The Galt Museum and Archives has a new exhibition focused on public transit, which features artifacts from the city’s first female bus driver and authentic bus seating courtesy of Lethbridge Transit. Ticket to Ride: Transit Through the Years will run from June 11 until September 4.
“This new temporary exhibition highlights changes in services over the years as well as the peppy personalities who make transit run on an everyday basis,” said Tyler Stewart, curator at the Galt Museum and Archives. “It’s a great project to highlight the importance of this vital public service that often gets taken for granted.”
Transit has played a role in the city’s history sine the municipal railway system opened in 1912 with ten streetcars. It has evolved to the bus system known today.
Items from the personal family collection of Lethbridge’s first female bus driver, Mariette Moroz, are some of the unique items on display in the exhibition, which recognizes her special accomplishments.

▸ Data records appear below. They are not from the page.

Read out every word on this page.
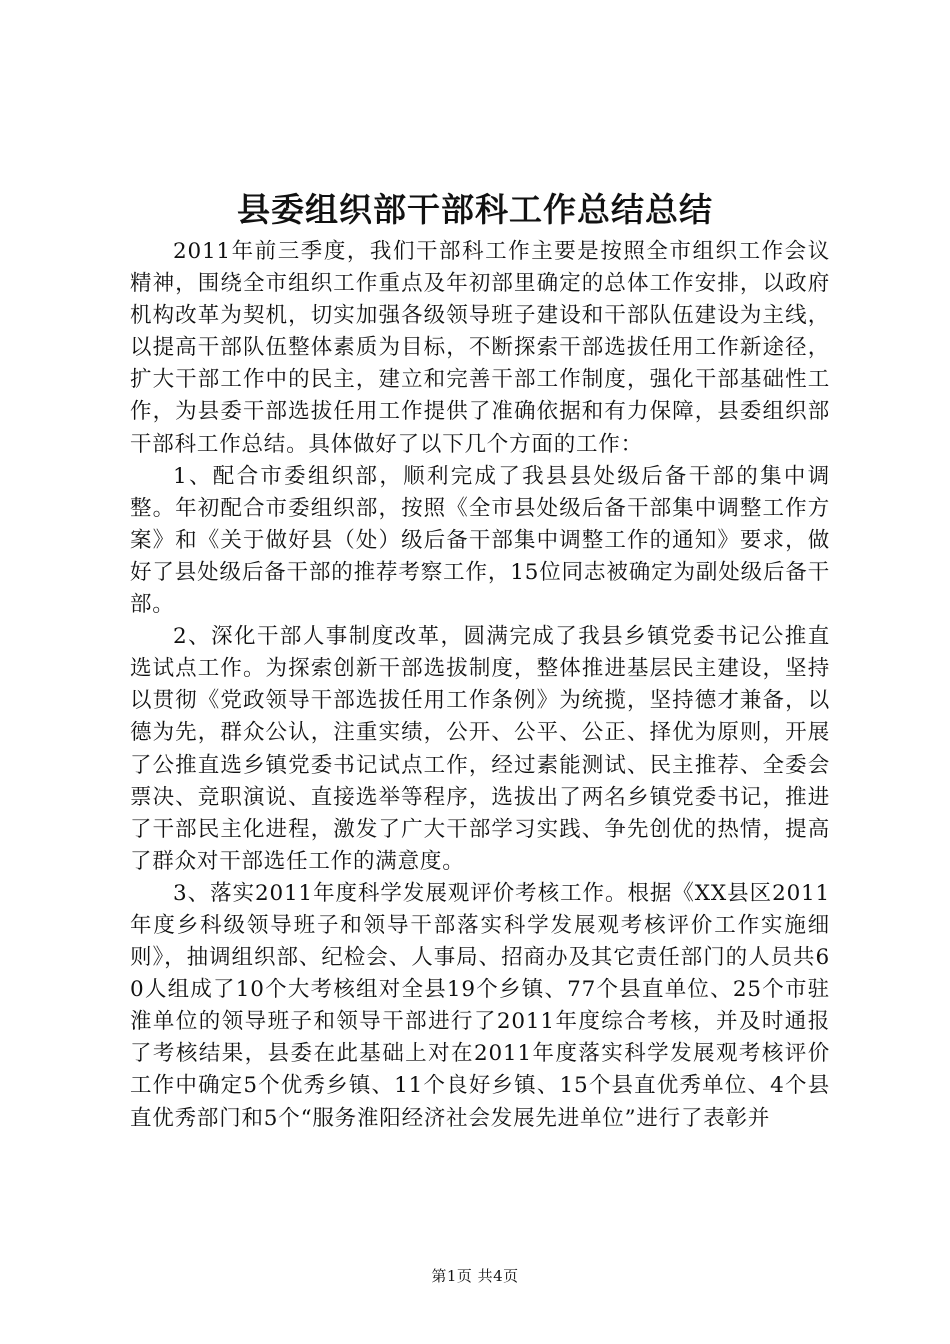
县委组织部干部科工作总结总结

2011年前三季度，我们干部科工作主要是按照全市组织工作会议精神，围绕全市组织工作重点及年初部里确定的总体工作安排，以政府机构改革为契机，切实加强各级领导班子建设和干部队伍建设为主线，以提高干部队伍整体素质为目标，不断探索干部选拔任用工作新途径，扩大干部工作中的民主，建立和完善干部工作制度，强化干部基础性工作，为县委干部选拔任用工作提供了准确依据和有力保障，县委组织部干部科工作总结。具体做好了以下几个方面的工作：

1、配合市委组织部，顺利完成了我县县处级后备干部的集中调整。年初配合市委组织部，按照《全市县处级后备干部集中调整工作方案》和《关于做好县（处）级后备干部集中调整工作的通知》要求，做好了县处级后备干部的推荐考察工作，15位同志被确定为副处级后备干部。

2、深化干部人事制度改革，圆满完成了我县乡镇党委书记公推直选试点工作。为探索创新干部选拔制度，整体推进基层民主建设，坚持以贯彻《党政领导干部选拔任用工作条例》为统揽，坚持德才兼备，以德为先，群众公认，注重实绩，公开、公平、公正、择优为原则，开展了公推直选乡镇党委书记试点工作，经过素能测试、民主推荐、全委会票决、竞职演说、直接选举等程序，选拔出了两名乡镇党委书记，推进了干部民主化进程，激发了广大干部学习实践、争先创优的热情，提高了群众对干部选任工作的满意度。

3、落实2011年度科学发展观评价考核工作。根据《XX县区2011年度乡科级领导班子和领导干部落实科学发展观考核评价工作实施细则》，抽调组织部、纪检会、人事局、招商办及其它责任部门的人员共60人组成了10个大考核组对全县19个乡镇、77个县直单位、25个市驻淮单位的领导班子和领导干部进行了2011年度综合考核，并及时通报了考核结果，县委在此基础上对在2011年度落实科学发展观考核评价工作中确定5个优秀乡镇、11个良好乡镇、15个县直优秀单位、4个县直优秀部门和5个“服务淮阳经济社会发展先进单位”进行了表彰并

第1页 共4页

“For her it was never about ‘women’s lib,’ but about equal treatment for everyone, no matter your gender, race or beliefs,” said her son Jeff Moroz, who loaned items for display from his mother’s career. “She was always focused on serving the customer and going that extra mile to be a kind person.”
Moroz’s granddaughter, Maggie Hemsing, said she remembers going on ride-alongs with her grandmother “Grandma was on a first name basis with all her riders,” she said. “I think the thing she valued the most from her career was the friendships she made.” Hemsing also loaned piece for the exhibition.

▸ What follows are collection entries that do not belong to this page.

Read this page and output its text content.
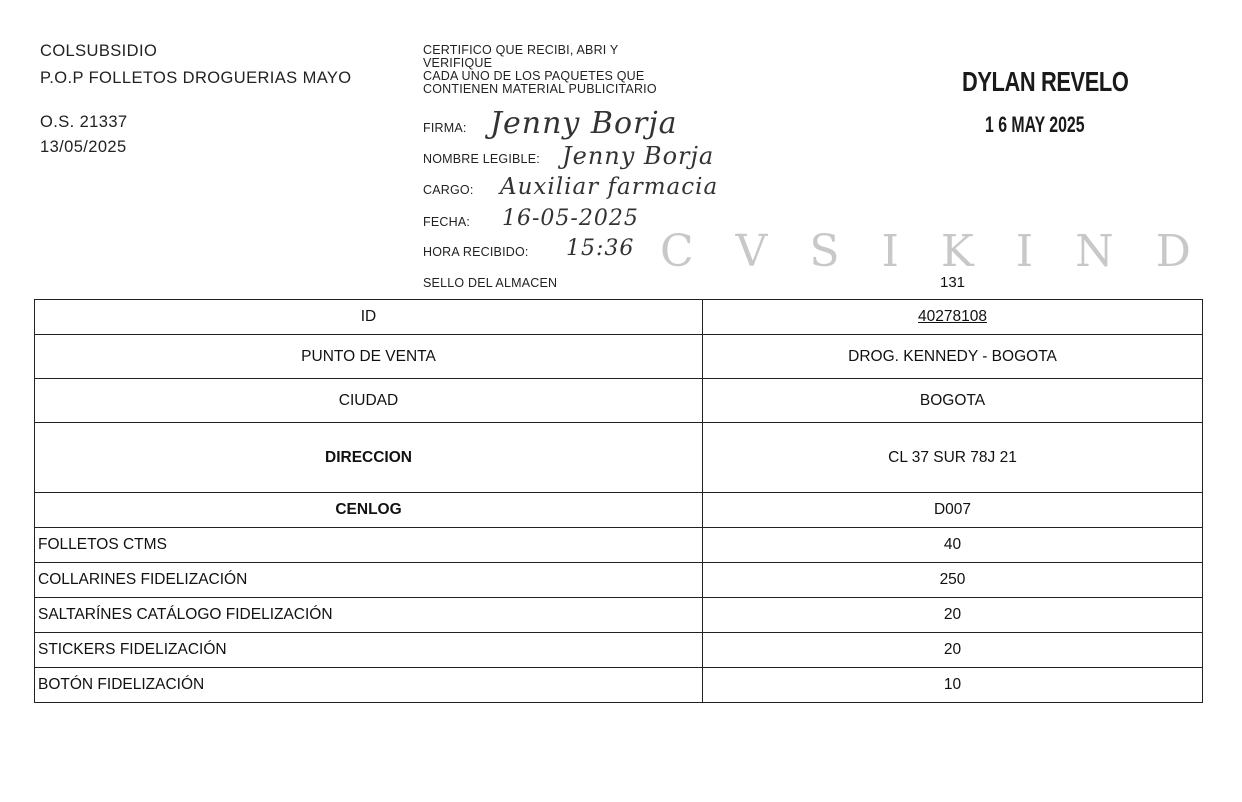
COLSUBSIDIO
P.O.P FOLLETOS DROGUERIAS MAYO
O.S. 21337
13/05/2025
CERTIFICO QUE RECIBI, ABRI Y
VERIFIQUE
CADA UNO DE LOS PAQUETES QUE
CONTIENEN MATERIAL PUBLICITARIO
FIRMA: Jenny Borja
NOMBRE LEGIBLE: Jenny Borja
CARGO: Auxiliar farmacia
FECHA: 16-05-2025
HORA RECIBIDO: 15:36
SELLO DEL ALMACEN
DYLAN REVELO
1 6 MAY 2025
C V S I K I N D
131
ID	40278108
PUNTO DE VENTA	DROG. KENNEDY - BOGOTA
CIUDAD	BOGOTA
DIRECCION	CL 37 SUR 78J 21
CENLOG	D007
FOLLETOS CTMS	40
COLLARINES FIDELIZACIÓN	250
SALTARÍNES CATÁLOGO FIDELIZACIÓN	20
STICKERS FIDELIZACIÓN	20
BOTÓN FIDELIZACIÓN	10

Although balancing service and cost is an ongoing challenge, streetcars and buses have provided Lethbridge residents with mobility and access to work, shopping and play, according to the Galt. The voices of past Lethbridge Transit employees help bring the exhibition to life and share insight into how things have changed over the years, it said in a news release.
“Lethbridge Transit is honoured to be featured in the upcoming exhibit,” said Jeannie Ng, service delivery supervisor for Lethbridge Transit. “The Galt Museum and Archives have done a wonderful job in highlighting the history of Lethbridge Transit and the impact it has in creating a thriving community.”
The museum also encourages visitors to look into the future by voting for their favourite experimental mode of public travel.